Thursday 10 April 2008

More Heroes


Peter Edward Cook (1937-1995)
From Beyond the Fringe through the Pete 'n' Dud years via E.L. Wisty, skewering the establishment in the Secret Policeman's Ball, and ending up with Chris Morris. He made some rubbish films because he wasn't an actor (Supergirl, anyone?), but he was a comic genius of the sketch and monologue. I'd rather be a judge than a miner, but I'm glad that I lived on the same planet as Peter Cook, comedy hero. One day, someone will invent the plib.


Mervyn Laurence Peake (1911-1968)
The exile from Gormenghast. Poet, artist, illustrator and novelist, he was never popular enough to get rich and his later life was blighted by illness. But his legacy will, I think, survive the current outpourings of sub-Tolkien fantasy, with its dog-eared spell books and rusty swords. True fantasy is a work of individual imagination, not formula, and Peake's work represents English fantasy at its best. Again, a writer I encountered during that 'difficult' (i.e. bloody awful) late teens/early twenties phase. I still walk the melancholy halls of Groan. His poetry is well worth seeking out, as is his little book 'Letters from an Uncle Lost in Polar Climes'.


Nigel Kneale (1922-2006)
Manxman and TV scriptwriter extraordinaire, he gave the world Quatermass. He also wrote a good collection of stories, Tomato Cain, which is well worth seeking out. He predicted modern reality TV in his dystopian 'The Year of the Sex Olympics' (1968), and wrote a superb modern ghost story, 'The Stone Tape'. Oh, and he adapted 1984 for television (see Peter Cushing). When I was a lad, Kneale was creating the kind of televsion I wasn't allowed to watch. Now I'm old enough to watch what I like, nobody in this country seems to have a tithe of Kneale's talent.

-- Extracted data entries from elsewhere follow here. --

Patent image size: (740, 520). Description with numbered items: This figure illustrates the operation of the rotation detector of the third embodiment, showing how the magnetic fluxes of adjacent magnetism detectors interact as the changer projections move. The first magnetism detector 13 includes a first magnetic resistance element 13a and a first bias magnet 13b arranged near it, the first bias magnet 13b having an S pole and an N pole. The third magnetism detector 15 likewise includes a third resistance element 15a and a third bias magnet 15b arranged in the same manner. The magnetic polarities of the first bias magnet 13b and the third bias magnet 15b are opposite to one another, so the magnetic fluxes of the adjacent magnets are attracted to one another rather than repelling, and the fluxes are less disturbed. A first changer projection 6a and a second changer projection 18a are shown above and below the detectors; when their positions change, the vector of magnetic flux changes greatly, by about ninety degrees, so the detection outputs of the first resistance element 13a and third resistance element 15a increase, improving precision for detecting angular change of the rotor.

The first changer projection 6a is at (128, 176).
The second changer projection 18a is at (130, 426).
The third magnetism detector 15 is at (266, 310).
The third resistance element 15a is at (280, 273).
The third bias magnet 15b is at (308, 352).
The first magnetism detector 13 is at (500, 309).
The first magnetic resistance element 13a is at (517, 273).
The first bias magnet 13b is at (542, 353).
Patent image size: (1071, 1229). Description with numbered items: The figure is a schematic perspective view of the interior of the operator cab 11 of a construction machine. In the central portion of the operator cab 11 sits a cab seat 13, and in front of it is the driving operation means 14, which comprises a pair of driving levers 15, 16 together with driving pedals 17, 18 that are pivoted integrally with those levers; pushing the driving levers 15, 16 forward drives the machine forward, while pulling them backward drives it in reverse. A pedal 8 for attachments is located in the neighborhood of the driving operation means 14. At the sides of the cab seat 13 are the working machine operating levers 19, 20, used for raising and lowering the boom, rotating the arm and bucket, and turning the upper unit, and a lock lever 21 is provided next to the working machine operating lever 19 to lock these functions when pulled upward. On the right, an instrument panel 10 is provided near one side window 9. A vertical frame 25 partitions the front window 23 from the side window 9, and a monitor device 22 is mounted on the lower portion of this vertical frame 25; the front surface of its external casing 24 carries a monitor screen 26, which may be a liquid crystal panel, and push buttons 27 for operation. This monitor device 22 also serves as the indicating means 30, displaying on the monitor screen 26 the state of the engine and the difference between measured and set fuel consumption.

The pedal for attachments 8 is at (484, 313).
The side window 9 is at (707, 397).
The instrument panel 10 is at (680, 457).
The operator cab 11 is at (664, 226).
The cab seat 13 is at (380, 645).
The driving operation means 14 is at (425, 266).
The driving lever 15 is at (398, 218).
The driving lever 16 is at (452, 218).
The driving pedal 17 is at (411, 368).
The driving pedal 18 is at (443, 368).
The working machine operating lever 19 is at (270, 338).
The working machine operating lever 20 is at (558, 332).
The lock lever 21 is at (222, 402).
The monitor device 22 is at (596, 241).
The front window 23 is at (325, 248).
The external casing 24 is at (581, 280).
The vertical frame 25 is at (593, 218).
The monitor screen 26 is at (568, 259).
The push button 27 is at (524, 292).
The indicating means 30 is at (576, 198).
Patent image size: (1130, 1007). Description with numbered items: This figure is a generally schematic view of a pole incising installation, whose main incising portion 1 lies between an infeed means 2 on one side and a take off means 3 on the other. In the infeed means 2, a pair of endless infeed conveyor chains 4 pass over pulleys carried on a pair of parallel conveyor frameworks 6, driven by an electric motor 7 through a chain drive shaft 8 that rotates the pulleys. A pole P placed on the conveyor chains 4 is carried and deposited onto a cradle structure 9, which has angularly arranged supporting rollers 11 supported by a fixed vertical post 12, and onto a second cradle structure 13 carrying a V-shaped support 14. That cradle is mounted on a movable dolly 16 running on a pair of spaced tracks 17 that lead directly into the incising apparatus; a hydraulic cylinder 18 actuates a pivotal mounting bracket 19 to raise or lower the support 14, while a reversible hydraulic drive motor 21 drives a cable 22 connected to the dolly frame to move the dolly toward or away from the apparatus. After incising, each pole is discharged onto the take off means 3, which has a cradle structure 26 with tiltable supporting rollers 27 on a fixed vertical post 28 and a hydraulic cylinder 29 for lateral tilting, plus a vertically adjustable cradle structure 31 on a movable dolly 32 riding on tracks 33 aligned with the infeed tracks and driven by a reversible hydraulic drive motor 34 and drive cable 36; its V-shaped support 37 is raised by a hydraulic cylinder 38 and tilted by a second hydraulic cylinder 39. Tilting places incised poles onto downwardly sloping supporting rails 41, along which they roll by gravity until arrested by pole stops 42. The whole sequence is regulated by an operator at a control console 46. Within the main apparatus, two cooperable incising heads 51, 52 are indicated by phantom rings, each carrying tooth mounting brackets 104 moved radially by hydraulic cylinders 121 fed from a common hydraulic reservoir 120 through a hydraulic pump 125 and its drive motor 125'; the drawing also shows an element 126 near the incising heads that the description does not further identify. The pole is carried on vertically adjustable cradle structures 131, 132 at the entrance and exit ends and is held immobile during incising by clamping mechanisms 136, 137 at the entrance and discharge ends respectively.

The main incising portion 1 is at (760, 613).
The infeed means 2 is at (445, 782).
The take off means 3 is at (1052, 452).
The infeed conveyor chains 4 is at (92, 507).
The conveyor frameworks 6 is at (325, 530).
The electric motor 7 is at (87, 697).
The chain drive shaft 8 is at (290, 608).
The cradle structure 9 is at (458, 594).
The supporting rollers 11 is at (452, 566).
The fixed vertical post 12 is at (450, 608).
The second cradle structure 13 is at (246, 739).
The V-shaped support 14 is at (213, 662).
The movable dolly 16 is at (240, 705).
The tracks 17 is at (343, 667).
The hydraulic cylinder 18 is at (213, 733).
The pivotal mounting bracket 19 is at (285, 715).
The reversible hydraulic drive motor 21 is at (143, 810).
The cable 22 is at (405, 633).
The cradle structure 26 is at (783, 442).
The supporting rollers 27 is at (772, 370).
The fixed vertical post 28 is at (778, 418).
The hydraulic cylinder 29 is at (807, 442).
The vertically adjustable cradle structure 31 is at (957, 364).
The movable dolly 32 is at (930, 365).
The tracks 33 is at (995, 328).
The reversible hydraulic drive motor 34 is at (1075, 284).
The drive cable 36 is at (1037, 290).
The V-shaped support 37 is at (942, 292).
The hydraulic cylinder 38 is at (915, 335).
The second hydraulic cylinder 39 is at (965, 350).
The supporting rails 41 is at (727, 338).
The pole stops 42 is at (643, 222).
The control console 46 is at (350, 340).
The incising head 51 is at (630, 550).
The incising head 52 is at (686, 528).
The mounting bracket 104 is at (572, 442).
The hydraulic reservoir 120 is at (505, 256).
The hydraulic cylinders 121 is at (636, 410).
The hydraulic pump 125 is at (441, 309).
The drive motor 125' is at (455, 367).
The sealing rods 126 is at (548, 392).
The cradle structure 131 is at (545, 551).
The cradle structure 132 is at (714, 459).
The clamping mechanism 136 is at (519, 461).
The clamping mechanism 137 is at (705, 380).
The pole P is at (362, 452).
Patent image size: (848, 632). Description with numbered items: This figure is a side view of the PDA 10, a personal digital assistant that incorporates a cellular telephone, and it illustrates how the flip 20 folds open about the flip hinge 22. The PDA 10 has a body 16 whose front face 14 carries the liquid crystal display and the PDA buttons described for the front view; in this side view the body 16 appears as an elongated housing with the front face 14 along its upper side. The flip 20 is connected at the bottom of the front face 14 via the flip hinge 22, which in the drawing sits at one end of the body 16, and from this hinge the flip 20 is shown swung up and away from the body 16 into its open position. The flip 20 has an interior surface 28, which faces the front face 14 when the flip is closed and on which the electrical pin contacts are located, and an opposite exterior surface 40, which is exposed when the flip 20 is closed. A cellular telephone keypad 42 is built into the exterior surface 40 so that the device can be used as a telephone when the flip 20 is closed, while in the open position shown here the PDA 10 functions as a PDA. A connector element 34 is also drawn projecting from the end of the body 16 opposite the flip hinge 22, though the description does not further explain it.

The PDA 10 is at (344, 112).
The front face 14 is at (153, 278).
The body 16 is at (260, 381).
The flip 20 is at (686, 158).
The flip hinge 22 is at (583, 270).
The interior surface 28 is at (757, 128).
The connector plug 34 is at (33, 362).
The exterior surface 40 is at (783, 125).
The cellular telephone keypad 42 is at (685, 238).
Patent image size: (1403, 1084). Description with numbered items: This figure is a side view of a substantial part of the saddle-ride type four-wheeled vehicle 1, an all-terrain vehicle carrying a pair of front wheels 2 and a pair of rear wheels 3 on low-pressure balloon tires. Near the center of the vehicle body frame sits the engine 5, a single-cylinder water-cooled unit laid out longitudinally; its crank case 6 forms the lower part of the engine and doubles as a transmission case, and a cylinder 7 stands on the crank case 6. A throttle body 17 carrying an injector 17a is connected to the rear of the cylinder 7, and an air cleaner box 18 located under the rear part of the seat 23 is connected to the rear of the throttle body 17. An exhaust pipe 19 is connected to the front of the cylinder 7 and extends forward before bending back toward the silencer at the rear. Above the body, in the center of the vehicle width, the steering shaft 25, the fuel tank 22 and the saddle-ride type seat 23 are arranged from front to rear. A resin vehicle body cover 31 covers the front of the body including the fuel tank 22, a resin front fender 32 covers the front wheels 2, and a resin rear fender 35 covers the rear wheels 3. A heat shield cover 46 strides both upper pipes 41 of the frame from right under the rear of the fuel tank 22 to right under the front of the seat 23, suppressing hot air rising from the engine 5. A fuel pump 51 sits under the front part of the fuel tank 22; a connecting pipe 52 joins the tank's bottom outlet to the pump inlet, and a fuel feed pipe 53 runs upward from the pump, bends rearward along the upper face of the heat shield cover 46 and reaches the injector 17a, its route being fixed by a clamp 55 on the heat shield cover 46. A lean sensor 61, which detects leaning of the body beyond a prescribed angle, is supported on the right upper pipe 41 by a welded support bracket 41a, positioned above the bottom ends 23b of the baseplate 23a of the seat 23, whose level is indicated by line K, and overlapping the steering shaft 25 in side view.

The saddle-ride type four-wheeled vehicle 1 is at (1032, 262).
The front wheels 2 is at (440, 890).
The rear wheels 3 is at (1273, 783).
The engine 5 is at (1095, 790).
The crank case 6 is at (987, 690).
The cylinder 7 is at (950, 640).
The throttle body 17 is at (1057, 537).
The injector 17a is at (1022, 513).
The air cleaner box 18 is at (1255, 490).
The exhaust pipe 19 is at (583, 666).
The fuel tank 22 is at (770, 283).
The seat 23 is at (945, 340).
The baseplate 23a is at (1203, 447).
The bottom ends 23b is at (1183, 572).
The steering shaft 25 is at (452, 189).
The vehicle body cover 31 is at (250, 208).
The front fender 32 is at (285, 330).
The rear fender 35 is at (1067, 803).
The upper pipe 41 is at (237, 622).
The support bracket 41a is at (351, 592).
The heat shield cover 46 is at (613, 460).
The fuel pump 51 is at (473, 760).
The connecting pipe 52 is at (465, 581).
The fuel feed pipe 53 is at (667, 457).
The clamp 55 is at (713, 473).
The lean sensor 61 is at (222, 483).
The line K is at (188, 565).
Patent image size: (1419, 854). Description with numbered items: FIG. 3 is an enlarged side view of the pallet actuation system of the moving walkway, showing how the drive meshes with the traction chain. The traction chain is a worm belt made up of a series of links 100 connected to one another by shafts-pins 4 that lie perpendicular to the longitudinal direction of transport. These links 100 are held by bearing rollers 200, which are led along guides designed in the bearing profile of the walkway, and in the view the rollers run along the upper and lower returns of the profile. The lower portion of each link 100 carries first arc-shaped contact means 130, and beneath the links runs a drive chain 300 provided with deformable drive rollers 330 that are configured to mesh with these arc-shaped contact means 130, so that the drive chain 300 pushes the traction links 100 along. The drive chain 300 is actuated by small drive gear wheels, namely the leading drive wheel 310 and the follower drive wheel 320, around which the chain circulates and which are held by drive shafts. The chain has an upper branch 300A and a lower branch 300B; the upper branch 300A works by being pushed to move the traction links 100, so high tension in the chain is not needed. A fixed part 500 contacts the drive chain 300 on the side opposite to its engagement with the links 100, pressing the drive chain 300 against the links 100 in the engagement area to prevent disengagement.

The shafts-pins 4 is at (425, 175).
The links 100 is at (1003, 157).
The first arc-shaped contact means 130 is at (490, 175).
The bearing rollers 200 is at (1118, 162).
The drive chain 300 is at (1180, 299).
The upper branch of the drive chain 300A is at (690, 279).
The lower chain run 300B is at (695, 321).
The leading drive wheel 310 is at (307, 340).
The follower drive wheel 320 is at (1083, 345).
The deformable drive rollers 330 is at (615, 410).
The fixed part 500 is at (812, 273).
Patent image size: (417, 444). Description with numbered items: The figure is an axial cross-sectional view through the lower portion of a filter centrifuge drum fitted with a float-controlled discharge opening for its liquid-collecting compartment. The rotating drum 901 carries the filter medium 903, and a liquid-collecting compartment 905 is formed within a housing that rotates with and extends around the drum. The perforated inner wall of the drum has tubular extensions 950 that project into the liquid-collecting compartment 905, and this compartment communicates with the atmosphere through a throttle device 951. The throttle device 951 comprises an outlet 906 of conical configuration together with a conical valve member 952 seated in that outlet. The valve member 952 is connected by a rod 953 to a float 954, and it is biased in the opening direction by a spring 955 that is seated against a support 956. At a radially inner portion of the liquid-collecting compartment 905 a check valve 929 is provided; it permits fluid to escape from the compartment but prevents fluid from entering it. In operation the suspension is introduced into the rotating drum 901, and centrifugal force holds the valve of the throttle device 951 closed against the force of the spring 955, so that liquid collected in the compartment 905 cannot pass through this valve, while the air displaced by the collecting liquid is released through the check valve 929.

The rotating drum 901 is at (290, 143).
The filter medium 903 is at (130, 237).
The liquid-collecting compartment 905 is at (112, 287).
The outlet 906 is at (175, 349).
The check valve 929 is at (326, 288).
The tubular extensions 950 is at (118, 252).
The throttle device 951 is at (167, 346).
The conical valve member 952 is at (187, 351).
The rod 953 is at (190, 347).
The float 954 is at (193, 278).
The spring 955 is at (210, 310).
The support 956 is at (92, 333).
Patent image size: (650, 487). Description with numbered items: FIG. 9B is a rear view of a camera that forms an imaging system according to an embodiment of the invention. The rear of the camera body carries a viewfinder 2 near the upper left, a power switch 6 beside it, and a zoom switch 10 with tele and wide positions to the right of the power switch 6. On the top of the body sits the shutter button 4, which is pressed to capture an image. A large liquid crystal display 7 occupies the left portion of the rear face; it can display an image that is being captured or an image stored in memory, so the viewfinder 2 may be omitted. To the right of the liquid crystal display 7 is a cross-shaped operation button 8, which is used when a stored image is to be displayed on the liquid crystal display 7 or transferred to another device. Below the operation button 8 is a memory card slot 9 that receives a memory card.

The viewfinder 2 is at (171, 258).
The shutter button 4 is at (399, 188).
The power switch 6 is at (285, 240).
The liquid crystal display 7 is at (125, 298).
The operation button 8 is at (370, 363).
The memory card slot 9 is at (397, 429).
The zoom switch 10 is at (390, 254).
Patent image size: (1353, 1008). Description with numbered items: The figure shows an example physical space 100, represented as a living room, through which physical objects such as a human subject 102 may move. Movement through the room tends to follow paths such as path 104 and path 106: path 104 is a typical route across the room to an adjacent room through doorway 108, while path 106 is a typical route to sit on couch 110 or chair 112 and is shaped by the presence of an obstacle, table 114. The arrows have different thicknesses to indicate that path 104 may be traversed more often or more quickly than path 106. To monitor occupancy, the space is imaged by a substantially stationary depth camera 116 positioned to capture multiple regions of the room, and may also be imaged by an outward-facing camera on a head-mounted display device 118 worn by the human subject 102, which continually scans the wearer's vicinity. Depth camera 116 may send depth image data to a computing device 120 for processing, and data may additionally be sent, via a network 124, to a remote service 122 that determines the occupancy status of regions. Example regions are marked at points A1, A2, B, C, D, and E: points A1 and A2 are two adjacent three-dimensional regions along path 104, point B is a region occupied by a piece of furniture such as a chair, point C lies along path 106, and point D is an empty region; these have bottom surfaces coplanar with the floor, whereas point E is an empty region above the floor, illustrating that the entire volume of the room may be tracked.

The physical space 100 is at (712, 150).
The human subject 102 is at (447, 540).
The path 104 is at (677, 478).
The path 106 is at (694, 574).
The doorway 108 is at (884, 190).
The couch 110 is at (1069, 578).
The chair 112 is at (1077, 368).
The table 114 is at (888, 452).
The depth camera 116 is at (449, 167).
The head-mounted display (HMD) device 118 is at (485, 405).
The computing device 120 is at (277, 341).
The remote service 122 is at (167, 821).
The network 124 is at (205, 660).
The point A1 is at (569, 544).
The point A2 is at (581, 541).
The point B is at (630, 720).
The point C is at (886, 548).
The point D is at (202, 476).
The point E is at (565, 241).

Peter Wilton Cushing (1913-1994)
Hammer Horror, and so much more. I'm indebted to Mark Gatiss for choosing Peter Cushing in the BBC Radio 4 series Great Lives. Thanks to this programme I know that Cushing was put on a retainer by the BBC because he was considered one of the best actors of the Fifties. His first big role was as Winston Smith in the legendary 1954 version of Orwell's 1984. The Queen liked it, so it was screened twice in one week! (Not yet available on DVD, though.) Cushing played Sherlock Holmes and Doctor Who, and a generation know him from Star Wars. But of course he was Dr Van Helsing and Dr Frankenstein for a generation of spotty little boys. Oh, and he appeared in Nigel Kneale's 'Abominable Snowman', which is - you guessed it - worth seeking out. Below you can see Peter Cushing with Donald Pleasance in 1984.

1 comment:

Unknown said...

Peake's Collected Poems is due out from Carcanet in June.